I tried a ligand-centric, QSAR approach to model activity for Series 4. I took the S4 compounds on the April 7, 2018 Master List and separated them into two .csv files, one containing compounds with measured activities and one with unmeasured compounds.
For both data sets, I used the SMILES strings to calculate 1D and 2D molecular descriptors using PaDEL (http://www.yapcwsoft.com/dd/padeldescriptor/), which is freely available. PaDEL calculates 1,444 1D and 2D descriptors. It was not obvious how to proceed with putting together a single activity value for the compounds, as they were measured in different assays, and many had values such as >10 or >50. For values such as >X, I entered a value that was 2X. I tried various methods to perform regression in Weka (https://www.cs.waikato.ac.nz/~ml/weka/), freely available, focusing on the more interesting machine learning methods. 20% of the data was set aside as a test set for cross-validation. Random forest performed by far the best, using 136 trees, with a max depth of 16, and max features of 6 per tree.

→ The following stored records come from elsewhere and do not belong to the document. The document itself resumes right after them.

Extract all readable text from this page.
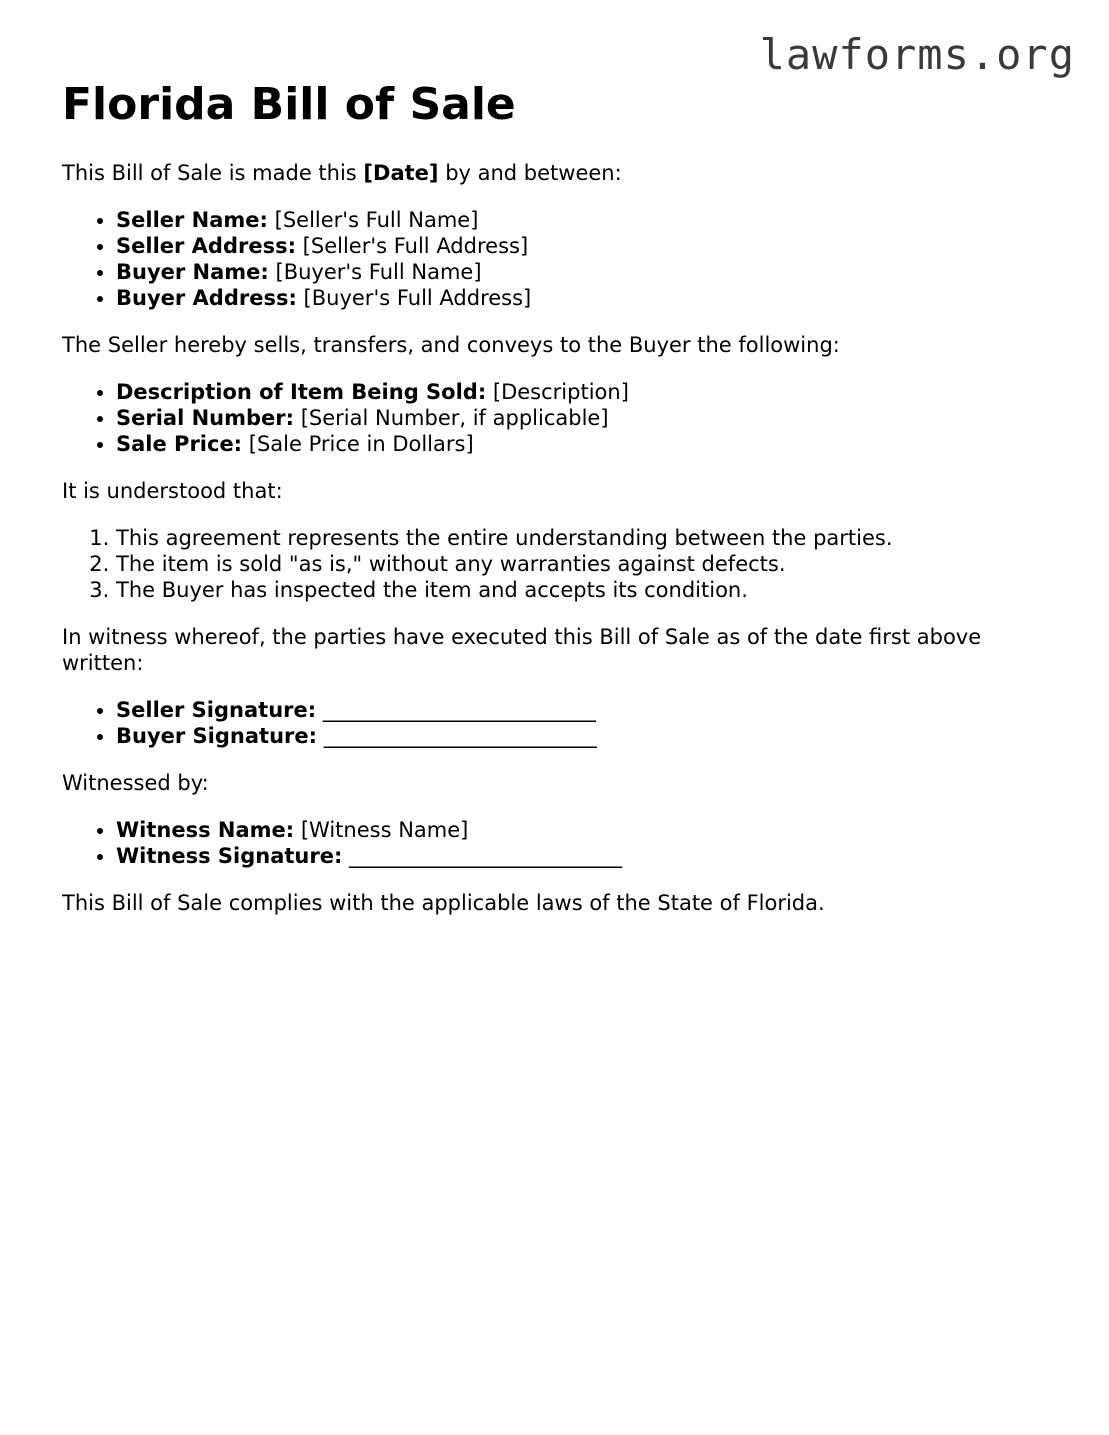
lawforms.org
Florida Bill of Sale

This Bill of Sale is made this [Date] by and between:

• Seller Name: [Seller's Full Name]
• Seller Address: [Seller's Full Address]
• Buyer Name: [Buyer's Full Name]
• Buyer Address: [Buyer's Full Address]

The Seller hereby sells, transfers, and conveys to the Buyer the following:

• Description of Item Being Sold: [Description]
• Serial Number: [Serial Number, if applicable]
• Sale Price: [Sale Price in Dollars]

It is understood that:

1. This agreement represents the entire understanding between the parties.
2. The item is sold "as is," without any warranties against defects.
3. The Buyer has inspected the item and accepts its condition.

In witness whereof, the parties have executed this Bill of Sale as of the date first above written:

• Seller Signature: __________________________
• Buyer Signature: __________________________

Witnessed by:

• Witness Name: [Witness Name]
• Witness Signature: __________________________

This Bill of Sale complies with the applicable laws of the State of Florida.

Statistics calculated for the training vs test predictions:
Correlation coefficient 0.7178
Kendall's tau 0.4993
Spearman's rho 0.647
Mean absolute error 7.1934
Root mean squared error 12.3386
Relative absolute error 78.7046 %
Root relative squared error 70.3855 %
Using xgboost (extreme gradient boosted trees, https://github.com/dmlc/xgboost) through python, I got better results (with 120 estimators, max depth=3, learning rate =0.1, subsample = 0.9).
Kendall's tau: 0.49
Spearman's rho: 0.62
Mean squared error: 49.7.
I then trained xgboost on the total set of measured compounds (training + test). The model was saved as are the predictions made for the training and test sets. I applied the final model to the set of untested compounds. The most promising compounds are in order, OSM-S-486, OSM-S-433, OSM-S-536, OSM-S-538, OSM-S-204.